By 31 March 2015, 97% of the companies had board-level CSR Committee and 94% of the companies had CSR policy, of which 91% had disclosed it on company’s website. It is important to note that Section 135 ensures engagement of boards via mandatory Board-level CSR Committee with at least one independent director as a member. Almost 50% of the chairs of CSR Committees are independent directors. Companies are serious about CSR and therefore they’ve put in these governance measures.
CESD analysis reveals that 87% of the eligible listed companies have actually spent on CSR, though around 52% spent less than 2%. 83% of those 52% of the companies have given reasons for underspend. Most of the companies lost time in the beginning to understand a fairly complex piece of legislation and then setting the governance structure, drafting a policy, and identifying projects or aligning ongoing projects to Schedule VII of the Companies Act. The other reasons for underspend are projects being multi-year, or companies couldn’t find right projects or implementing agencies.
Chandrajit Banerjee, Director General of CII, said “this comprehensive analysis corrects all distorted perceptions that compliance on Section 135 was abysmal. For thousands of crores of rupees to be spent every year, it is important to get the fundamentals correct, have processes and governance in place, and identify the right partners and projects to engage with. These are bound to have created gaps in the first year. We should now wait for results of FY16; compliance on all fronts is anticipated to be better than FY15.”

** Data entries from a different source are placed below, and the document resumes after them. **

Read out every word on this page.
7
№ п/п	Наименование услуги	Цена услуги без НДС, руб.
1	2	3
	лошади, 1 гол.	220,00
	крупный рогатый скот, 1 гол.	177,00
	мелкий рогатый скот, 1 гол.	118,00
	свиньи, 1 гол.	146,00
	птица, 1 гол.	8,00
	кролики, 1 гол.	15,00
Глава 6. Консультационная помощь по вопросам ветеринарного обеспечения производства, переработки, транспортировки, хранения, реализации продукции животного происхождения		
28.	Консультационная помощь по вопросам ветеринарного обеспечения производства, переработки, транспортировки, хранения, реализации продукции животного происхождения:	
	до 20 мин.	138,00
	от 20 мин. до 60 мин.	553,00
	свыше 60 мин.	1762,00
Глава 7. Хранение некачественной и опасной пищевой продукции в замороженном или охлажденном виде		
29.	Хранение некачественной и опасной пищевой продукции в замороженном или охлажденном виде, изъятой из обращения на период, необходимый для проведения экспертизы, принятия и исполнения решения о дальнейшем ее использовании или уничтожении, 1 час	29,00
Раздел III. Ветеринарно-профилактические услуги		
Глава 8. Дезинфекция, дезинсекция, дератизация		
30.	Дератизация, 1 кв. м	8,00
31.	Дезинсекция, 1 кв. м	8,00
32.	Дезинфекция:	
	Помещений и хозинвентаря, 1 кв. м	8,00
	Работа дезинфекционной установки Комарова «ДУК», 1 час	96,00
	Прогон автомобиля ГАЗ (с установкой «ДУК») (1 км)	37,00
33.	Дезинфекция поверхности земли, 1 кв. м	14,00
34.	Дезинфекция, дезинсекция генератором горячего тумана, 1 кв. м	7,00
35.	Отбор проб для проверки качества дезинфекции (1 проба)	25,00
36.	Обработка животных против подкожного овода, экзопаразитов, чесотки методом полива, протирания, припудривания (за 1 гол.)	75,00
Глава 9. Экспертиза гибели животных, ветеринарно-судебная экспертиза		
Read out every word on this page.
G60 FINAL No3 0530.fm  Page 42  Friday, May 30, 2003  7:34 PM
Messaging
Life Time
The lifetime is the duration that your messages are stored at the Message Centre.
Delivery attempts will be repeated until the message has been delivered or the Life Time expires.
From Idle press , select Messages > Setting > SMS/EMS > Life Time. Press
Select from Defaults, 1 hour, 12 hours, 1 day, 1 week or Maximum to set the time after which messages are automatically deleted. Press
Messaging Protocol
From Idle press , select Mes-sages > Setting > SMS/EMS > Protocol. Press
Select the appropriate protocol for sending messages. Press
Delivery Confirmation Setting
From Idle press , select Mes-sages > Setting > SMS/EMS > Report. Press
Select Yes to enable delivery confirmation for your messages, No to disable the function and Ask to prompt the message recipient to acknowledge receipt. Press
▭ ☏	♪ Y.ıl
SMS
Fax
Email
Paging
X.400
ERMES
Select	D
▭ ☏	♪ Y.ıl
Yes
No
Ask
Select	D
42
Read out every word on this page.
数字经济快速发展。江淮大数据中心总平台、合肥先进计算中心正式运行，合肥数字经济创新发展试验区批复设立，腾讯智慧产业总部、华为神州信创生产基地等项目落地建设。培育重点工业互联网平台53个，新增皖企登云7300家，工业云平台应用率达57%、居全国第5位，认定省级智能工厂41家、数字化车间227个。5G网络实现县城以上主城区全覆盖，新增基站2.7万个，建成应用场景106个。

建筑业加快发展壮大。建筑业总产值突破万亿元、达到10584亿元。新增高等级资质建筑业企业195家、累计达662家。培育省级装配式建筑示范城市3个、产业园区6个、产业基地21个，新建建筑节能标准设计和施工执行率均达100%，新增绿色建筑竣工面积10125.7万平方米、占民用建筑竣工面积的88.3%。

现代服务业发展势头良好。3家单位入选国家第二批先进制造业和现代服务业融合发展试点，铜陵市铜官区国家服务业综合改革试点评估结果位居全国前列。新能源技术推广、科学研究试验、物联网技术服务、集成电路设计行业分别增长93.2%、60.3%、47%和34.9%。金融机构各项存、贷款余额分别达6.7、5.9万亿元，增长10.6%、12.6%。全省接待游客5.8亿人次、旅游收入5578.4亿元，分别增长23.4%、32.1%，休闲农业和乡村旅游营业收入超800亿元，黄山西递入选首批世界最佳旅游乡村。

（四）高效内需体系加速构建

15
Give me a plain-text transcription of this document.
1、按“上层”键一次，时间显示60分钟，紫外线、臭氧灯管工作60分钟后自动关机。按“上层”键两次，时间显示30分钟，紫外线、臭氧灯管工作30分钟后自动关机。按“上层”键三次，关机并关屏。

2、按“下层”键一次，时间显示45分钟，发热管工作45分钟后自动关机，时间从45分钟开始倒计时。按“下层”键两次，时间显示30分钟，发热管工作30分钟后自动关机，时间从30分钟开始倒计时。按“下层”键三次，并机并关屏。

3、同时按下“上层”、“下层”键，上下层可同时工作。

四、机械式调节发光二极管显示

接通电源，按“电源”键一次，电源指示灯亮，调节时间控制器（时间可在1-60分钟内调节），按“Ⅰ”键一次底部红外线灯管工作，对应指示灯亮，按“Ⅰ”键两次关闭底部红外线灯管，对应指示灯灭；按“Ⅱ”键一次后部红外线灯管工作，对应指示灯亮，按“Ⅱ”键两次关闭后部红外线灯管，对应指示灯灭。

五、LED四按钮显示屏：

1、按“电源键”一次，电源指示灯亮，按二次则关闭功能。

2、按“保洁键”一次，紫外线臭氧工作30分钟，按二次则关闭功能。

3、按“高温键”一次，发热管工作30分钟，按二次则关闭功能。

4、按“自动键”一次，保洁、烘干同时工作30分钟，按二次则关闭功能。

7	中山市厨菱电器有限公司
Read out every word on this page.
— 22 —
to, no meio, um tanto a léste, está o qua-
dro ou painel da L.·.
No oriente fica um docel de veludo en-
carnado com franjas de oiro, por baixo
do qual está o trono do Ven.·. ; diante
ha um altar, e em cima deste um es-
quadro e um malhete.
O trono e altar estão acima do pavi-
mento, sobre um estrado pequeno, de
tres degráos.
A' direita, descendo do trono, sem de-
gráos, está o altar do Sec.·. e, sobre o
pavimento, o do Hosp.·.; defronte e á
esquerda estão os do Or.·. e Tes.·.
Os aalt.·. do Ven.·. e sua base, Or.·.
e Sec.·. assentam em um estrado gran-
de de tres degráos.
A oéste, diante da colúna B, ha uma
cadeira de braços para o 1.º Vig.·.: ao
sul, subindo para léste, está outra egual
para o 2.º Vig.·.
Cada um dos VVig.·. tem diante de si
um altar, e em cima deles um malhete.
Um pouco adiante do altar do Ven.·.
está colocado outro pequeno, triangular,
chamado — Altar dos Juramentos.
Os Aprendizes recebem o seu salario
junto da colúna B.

In the first financial year, around INR 6,400 crore has been spent. Almost 55% of that has been channelled to education, skills, livelihoods, health and sanitation. Most of the companies have projects in industrialised parts of the country, Maharashtra and Gujarat leading the pack. Only about 2% of INR 6,400 cr have gone to PM’s relief fund.
Mukund Rajan, Co-chair, CII’s National Committee on CSR said, “the results of the analysis should put many discussions on the subject in perspective. Corporate India has clearly attempted to contribute to nation building which was Government's and Parliament's purpose of legislating CSR. The participation of businesses will scale and will be assisted by the results outlined by this report."
The purpose of the study has been for key stakeholders to reflect on the first year of the legislation. As the results show, it hasn’t been easy for companies to interpret various aspects of CSR legislation. Many clarifications came throughout the year. Just as the Anil Baijal’s High Level Committee has recommended, the government should allow a few years for the legislation to mature and stabilise.
CII via its members has been one of most active business-led organisation engaged in development activities. CII Foundation and CII-ITC Centre of Excellence for Sustainable Development, have been contributing to improving the CSR legislation, building capacities of companies on various subject matters, and enabling collaborations and partnerships between business, governments and NGOs. It launched Sammaan, a platform in partnership with IICA and BSE to facilitate companies to find relevant NGO partners.